I have only ever been to one wedding with a pay bar, really awkward as it was cash no cards and people hadn't been prewarned. In my experience people don't take the piss just because it's a free bar and why would you invite people like that to your wedding anyway.

I think a pay bar is awful, have the wedding you can afford to host, don't invite people to an event and then expect them to buy their own drinks it is dreadful

Drum2018 · 24/07/2019 10:10

I've been to loads of weddings and never had a free bar - nothing dreadful about that. They've all been in hotels though, so might be different if the wedding was in a marquee in the back garden. Wine would have been provided with the meal. And maybe one free drink would have been given for a toast. Aside from that if people want drink they buy their own.

Littleblurry · 24/07/2019 10:13

Thanks everyone, obviously lots of different opinions from people with different circles of friends.

This really isnt about the money. It's a private venue with no corkage so we can just buy from majestic or similar. My worries were people (even just a couple) going mad because it's a free bar and throwing up/smashing glasses etc. I also dont want anyone to think we are showing off OR being stingy. It's a hard balance to strike. We have a wide range of friends and have been to weddings ranging from BYOB in a village hall to a private castle with everything provided.

I dont like the idea of putting money behind the bar that will run out because of stockpiling. Also not a fan of the voucher idea. I'm swaying towards having beer and wine available in large barrels for free and having a cash spirit and cocktail bar for those who want something different.

OP posts:
LostInNorfolk · 24/07/2019 10:20

Are you in the UK? I don't think free bars all night are really a thing here especially for so many guests!

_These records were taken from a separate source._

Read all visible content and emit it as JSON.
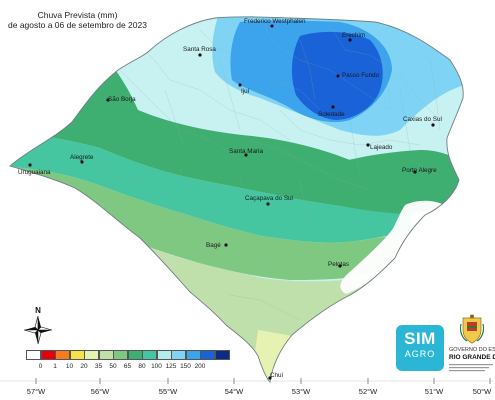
{
  "title": {
    "line1": "Chuva Prevista (mm)",
    "line2": "de agosto a 06 de setembro de 2023"
  },
  "cities": [
    {
      "name": "Frederico Westphalen"
    },
    {
      "name": "Erechim"
    },
    {
      "name": "Santa Rosa"
    },
    {
      "name": "Passo Fundo"
    },
    {
      "name": "Ijuí"
    },
    {
      "name": "Soledade"
    },
    {
      "name": "São Borja"
    },
    {
      "name": "Caxias do Sul"
    },
    {
      "name": "Santa Maria"
    },
    {
      "name": "Lajeado"
    },
    {
      "name": "Alegrete"
    },
    {
      "name": "Porto Alegre"
    },
    {
      "name": "Uruguaiana"
    },
    {
      "name": "Caçapava do Sul"
    },
    {
      "name": "Bagé"
    },
    {
      "name": "Pelotas"
    },
    {
      "name": "Chuí"
    }
  ],
  "longitude_labels": [
    "57°W",
    "56°W",
    "55°W",
    "54°W",
    "53°W",
    "52°W",
    "51°W",
    "50°W"
  ],
  "compass": {
    "label": "N"
  },
  "legend": {
    "ticks": [
      "0",
      "1",
      "10",
      "20",
      "35",
      "50",
      "65",
      "80",
      "100",
      "125",
      "150",
      "200"
    ],
    "colors": [
      "#ffffff",
      "#e3000b",
      "#f77b1c",
      "#f6e34b",
      "#e6f2b2",
      "#bfe0aa",
      "#7fc882",
      "#3fae71",
      "#45c6a0",
      "#b4ecee",
      "#7fd4f5",
      "#3ba4ec",
      "#1a62d8",
      "#0b2b86"
    ]
  },
  "logos": {
    "simagro_top": "SIM",
    "simagro_bottom": "AGRO",
    "gov_line1": "GOVERNO DO ESTADO",
    "gov_line2": "RIO GRANDE DO SUL"
  }
}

Never been to a wedding where drink wasn't provided free (free flowing wine and champagne as a minimum, cocktails on arrival, sometimes then beer and spirits with mixers)

If guest want something else and there is a bar then they can go but if you invite people you should feed them and provide drinks.

Cut your cloth to fit your budget.

LostInNorfolk · 24/07/2019 10:26

This really isnt about the money. It's a private venue with no corkage so we can just buy from majestic or similar.

Then surely there will not be a bar and they won't be able to purchase?

Most of the wedding that I go to are in private venues and they only have whatever bar has been set up and it is free.

Wine in barrels? Like wine boxes? Never a good idea.

So- gin bar- a number off different kinds and flavoured mixers- wine and champagne, bottles of beer or draft, soft drinks. Maybe basic cocktails
Jugs of pimms is cheap and older guests like that.

How many guests are you having? We have a party for 60-80 each summer with very free flowing drink, bottles of champagne, beers galore, cocktails. Actually quite a few drink very little and only a few drink a lot

You could get a great offer for £500-700 for 6080 people.

Ellapaella · 24/07/2019 10:27

I would totally expect to pay for my own drinks at the evening do. I've only been to one wedding when there was a free bar all day and night and it was a very elaborate affair.